In [None]:
!./init.sh

# Assignments

The following assignments will test your knowledge in unsupervised learning. Note that this data is already nontrivial and some tasks can prove difficult. However, the point of the assignment is to practice and experiment with the techniques you learned. Therefore, do not get discouraged if you do not get the results you expect with one single method. Instead, try a few different approaches and see if you can spot any common patterns in the results.

## Tools

Tools and concepts that might have not been discussed previously, but could be useful for these assignments:

- [RDKit](https://www.rdkit.org/docs/index.html)
    - [Molecular Descriptors](https://stackoverflow.com/questions/64141686/calculate-descriptors-with-rdkit)
    - [Molecular Fingerprints](https://www.rdkit.org/docs/GettingStartedInPython.html#morgan-fingerprints-circular-fingerprints)
- [Feature Scaling](https://scikit-learn.org/stable/modules/preprocessing.html)
- [Feature Selection](https://scikit-learn.org/stable/modules/feature_selection.html)
- [molplotly](https://github.com/wjm41/molplotly)
- [Getting Clusters out of Hierarchical Clustering](https://stackoverflow.com/questions/44428512/get-a-list-of-clusters-formed-from-dendrogram-in-python)
- [pChEMBL Values](https://chembl.gitbook.io/chembl-interface-documentation/frequently-asked-questions/chembl-data-questions#what-is-pchembl)

Feel free to also use resources online and scientific literature. Also pay attention to the various columns in the data sets. Some of them might be useful for your analysis and point you to the relevant literature. Making yourself familiar with the data itself can then help you better understand the results of your analysis.

# 1. Visualizing Chemical Space

In this assignment, you will use your previous knowledge about molecular descriptors and unsupervised learning to cluster molecules. The data set you will be working with is saved in the `molecules.csv` file. It provides only the structures of molecules as SMILES strings. These molecules can be clustered in multiple ways. Select the best set of descriptors and a clustering method that in your opinion captures the relationships between the molecules in the data set in the most meaningful way. Note that this assignment does not have a single correct answer. Therefore, do not be afraid to explore and present multiple distinct solutions.

In the discussion of your results, focus mainly on answering the following questions and include code and data to support your answers:

- How many distinct groups of compounds do you think there are in the data set and why?
- Was the dimensionality reduction method you chose able to group structurally similar compounds together?
- What do you think are the main advantages and disadvantages of the dimensionality reduction method you chose?
- Do you obtain similar results with multiple dimensionality reduction methods? If yes, which ones? If no, why do you think that is?

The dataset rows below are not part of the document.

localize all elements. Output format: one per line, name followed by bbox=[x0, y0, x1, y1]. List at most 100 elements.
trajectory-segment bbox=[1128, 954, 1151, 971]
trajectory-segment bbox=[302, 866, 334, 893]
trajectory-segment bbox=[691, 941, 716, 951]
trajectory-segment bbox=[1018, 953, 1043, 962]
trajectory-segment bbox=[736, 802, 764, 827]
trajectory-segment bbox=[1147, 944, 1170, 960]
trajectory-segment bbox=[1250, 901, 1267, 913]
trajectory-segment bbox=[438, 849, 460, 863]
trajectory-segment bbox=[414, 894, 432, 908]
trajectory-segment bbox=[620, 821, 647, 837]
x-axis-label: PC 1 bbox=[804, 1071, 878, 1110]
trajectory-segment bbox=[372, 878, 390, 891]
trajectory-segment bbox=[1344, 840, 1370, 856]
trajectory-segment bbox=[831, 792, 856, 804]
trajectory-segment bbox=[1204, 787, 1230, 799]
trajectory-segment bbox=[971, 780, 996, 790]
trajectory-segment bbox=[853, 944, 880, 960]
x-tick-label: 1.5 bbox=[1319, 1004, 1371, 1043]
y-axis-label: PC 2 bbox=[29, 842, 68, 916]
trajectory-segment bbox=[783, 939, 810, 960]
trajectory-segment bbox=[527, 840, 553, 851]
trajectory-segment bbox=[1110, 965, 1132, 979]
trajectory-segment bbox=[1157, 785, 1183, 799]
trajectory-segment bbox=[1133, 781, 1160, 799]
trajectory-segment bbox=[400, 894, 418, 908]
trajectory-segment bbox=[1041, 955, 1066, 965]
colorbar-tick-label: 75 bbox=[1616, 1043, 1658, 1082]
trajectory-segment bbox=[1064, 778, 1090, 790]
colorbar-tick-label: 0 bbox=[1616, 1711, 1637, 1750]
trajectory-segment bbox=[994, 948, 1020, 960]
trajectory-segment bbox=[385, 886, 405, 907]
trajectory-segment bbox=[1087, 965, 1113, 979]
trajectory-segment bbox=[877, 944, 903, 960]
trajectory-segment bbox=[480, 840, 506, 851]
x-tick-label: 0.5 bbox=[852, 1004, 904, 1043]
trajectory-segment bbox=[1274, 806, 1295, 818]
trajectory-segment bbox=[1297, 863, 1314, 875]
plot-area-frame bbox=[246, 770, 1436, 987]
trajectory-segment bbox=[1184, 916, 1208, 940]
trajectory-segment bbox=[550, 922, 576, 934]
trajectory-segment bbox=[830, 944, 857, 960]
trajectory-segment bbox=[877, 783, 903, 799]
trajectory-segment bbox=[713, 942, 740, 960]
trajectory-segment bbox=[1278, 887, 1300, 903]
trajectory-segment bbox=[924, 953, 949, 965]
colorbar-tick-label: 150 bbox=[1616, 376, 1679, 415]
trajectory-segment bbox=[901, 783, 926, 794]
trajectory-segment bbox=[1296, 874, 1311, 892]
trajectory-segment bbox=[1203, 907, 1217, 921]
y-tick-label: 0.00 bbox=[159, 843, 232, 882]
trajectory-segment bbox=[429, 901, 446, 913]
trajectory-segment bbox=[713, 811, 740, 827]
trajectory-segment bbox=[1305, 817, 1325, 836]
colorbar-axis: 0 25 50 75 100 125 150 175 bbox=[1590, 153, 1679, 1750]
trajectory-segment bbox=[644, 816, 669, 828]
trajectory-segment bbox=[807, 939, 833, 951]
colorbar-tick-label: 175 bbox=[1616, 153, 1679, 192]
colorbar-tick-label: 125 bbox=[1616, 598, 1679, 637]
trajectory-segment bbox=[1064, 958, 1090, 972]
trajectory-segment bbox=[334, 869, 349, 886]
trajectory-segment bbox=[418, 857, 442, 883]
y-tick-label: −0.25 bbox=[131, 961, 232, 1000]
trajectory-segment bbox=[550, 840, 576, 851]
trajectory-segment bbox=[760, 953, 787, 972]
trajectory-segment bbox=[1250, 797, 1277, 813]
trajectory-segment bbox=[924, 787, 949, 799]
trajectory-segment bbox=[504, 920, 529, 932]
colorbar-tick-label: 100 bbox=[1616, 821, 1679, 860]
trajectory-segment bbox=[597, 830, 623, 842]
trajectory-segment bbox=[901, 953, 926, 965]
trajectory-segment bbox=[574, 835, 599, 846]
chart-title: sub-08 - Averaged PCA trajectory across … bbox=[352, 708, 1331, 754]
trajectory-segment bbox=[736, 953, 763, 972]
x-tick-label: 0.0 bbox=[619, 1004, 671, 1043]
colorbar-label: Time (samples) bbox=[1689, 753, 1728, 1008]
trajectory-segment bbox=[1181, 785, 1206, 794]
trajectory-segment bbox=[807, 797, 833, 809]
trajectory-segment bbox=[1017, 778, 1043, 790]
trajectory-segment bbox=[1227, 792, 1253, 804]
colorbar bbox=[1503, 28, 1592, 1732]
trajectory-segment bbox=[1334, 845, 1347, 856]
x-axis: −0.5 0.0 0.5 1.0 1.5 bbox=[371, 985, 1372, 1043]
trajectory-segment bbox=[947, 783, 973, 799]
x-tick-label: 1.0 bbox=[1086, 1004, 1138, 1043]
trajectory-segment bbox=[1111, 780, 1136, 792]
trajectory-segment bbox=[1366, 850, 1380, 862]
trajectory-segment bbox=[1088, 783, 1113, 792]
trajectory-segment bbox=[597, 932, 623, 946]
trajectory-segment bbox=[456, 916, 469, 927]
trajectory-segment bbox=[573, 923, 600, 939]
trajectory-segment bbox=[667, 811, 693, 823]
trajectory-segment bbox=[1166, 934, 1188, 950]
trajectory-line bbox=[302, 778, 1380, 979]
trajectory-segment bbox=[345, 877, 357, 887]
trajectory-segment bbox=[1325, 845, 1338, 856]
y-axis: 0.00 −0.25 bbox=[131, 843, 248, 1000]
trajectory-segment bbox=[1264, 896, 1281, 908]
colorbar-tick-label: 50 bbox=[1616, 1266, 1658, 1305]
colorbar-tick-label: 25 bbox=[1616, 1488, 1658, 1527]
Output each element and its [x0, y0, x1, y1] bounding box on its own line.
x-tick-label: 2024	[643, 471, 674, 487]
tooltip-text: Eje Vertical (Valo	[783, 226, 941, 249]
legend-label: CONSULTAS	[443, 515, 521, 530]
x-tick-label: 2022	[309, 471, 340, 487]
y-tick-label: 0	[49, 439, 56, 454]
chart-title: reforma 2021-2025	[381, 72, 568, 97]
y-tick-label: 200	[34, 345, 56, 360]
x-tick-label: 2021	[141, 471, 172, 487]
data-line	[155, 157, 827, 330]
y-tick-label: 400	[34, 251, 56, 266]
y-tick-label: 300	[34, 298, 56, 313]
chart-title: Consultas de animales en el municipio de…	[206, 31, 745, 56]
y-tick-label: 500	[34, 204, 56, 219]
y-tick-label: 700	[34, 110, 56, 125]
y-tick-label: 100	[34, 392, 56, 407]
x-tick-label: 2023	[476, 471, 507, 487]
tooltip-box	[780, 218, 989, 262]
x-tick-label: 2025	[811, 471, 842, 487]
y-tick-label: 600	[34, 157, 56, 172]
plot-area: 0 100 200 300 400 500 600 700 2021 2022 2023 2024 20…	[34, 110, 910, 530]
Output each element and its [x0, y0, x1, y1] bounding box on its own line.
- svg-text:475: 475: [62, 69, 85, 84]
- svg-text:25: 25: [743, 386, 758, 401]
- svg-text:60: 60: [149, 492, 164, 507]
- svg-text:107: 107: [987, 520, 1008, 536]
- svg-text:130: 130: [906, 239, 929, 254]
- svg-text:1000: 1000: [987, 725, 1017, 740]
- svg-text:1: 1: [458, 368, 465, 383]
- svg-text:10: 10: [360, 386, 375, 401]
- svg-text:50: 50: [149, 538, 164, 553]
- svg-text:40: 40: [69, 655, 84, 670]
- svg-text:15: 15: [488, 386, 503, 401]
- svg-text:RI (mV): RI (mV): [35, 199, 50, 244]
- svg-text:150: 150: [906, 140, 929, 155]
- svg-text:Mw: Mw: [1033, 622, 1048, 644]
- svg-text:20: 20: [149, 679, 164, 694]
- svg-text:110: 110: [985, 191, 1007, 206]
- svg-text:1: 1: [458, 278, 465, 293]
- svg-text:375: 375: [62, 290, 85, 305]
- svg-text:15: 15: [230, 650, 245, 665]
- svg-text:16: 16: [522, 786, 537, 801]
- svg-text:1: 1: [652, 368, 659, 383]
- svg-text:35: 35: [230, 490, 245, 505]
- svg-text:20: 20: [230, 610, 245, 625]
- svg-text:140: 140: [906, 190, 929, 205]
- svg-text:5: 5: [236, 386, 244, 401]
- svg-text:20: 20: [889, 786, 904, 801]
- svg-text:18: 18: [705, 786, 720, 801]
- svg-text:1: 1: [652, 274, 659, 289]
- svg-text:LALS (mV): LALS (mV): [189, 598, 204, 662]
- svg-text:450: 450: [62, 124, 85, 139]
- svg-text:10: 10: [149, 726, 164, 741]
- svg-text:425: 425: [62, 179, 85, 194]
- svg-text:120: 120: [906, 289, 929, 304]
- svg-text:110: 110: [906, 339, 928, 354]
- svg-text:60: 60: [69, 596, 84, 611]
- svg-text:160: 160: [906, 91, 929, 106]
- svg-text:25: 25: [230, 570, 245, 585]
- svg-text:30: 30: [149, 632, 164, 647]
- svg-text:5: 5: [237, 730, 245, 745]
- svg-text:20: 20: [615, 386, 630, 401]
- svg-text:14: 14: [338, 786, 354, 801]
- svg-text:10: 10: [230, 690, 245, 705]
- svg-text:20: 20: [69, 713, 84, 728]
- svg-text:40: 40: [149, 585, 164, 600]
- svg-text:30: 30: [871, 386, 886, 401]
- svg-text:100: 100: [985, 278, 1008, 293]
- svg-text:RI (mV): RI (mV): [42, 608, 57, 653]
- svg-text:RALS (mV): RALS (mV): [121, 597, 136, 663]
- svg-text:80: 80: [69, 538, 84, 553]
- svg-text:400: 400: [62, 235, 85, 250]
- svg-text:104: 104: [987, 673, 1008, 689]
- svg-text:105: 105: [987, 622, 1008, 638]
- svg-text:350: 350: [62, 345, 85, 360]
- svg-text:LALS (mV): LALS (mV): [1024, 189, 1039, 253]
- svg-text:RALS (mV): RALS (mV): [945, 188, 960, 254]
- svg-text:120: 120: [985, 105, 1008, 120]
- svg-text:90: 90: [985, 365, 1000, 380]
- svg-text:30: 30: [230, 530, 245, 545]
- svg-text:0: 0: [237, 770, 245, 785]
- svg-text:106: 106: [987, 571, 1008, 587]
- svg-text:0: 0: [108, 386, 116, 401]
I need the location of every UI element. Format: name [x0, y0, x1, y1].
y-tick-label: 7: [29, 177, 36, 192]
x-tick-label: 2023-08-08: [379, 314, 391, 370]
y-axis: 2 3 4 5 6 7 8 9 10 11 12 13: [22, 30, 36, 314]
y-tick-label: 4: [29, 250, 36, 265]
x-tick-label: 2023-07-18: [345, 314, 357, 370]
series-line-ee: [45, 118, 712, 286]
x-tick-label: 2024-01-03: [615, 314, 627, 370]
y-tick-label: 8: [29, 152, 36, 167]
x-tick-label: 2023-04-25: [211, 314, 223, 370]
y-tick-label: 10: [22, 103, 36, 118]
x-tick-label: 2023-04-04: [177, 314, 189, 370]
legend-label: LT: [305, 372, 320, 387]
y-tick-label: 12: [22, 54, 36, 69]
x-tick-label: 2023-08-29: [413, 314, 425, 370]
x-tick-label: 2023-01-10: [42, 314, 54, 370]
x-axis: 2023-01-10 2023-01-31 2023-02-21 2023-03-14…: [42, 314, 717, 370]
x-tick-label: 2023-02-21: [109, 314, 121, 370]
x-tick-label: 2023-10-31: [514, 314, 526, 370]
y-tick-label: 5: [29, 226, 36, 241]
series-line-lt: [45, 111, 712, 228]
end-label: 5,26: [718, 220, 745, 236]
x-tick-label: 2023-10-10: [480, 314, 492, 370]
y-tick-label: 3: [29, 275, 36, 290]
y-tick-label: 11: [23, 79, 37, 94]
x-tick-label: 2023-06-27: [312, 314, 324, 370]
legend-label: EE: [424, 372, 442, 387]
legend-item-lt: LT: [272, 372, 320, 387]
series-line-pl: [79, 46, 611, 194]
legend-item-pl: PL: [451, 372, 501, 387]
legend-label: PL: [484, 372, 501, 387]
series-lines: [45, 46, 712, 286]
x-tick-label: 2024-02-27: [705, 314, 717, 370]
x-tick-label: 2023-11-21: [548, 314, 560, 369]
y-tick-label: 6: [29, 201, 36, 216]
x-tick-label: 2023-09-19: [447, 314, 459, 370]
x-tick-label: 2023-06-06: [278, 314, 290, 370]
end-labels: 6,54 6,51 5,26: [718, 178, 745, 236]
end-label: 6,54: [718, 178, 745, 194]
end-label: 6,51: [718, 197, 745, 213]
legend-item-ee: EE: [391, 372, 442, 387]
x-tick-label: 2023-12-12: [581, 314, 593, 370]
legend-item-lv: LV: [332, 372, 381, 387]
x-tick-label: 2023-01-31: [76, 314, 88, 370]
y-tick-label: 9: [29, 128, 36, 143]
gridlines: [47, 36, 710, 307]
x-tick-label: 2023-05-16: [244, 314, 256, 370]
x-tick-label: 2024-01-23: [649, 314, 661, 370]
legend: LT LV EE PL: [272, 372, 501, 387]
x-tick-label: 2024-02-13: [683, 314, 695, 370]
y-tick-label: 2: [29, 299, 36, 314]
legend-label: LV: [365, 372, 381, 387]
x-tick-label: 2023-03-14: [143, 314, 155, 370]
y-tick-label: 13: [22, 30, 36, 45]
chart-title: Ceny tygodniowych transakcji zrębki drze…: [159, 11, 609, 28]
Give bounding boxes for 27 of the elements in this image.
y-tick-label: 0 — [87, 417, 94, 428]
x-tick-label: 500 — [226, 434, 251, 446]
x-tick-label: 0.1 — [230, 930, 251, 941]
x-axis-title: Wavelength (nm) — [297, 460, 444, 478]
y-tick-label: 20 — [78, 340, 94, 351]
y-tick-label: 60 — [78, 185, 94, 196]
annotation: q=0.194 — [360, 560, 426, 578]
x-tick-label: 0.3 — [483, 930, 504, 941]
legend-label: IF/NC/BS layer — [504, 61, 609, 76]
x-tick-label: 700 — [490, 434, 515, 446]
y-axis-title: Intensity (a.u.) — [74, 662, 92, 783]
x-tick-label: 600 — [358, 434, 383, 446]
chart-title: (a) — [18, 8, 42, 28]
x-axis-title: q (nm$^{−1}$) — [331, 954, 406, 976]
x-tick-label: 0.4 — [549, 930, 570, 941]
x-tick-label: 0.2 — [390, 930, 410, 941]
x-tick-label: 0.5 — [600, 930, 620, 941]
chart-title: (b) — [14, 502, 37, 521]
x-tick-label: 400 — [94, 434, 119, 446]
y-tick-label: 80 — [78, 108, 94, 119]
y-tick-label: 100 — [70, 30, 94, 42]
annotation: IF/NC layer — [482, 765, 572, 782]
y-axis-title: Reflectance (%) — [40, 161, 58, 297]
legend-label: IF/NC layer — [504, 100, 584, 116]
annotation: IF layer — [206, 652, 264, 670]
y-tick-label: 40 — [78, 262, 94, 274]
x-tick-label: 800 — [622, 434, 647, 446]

# 2. Clustering Active and Inactive Molecules

The `Q99685_papyrus.tsv` file contains bioactivity data for 700 compounds from the [Papyrus](https://jcheminf.biomedcentral.com/articles/10.1186/s13321-022-00672-x) data set. The molecules were measured for inhibition of monoglyceride lipase (MGLL, [Q99685](https://www.uniprot.org/uniprotkb/Q99685/entry)). Use your knowledge of clustering methods to cluster the molecules in the data set.

Try to find answers to the following questions and support your answers with data and code:

- Can you find clusters associated with higher ratio of more active molecules? Discuss a few examples.
- What do you think is the most potent chemical series? List the measured bioactivities for all compounds in the found series.
- What do the most potent compounds have in common?
- If you use a dimensionality reduction method to plot the chemical space, do you obtain similar results as with the clustering method? Do you see compounds belonging to one cluster close to one another in the chemical space depiction as well?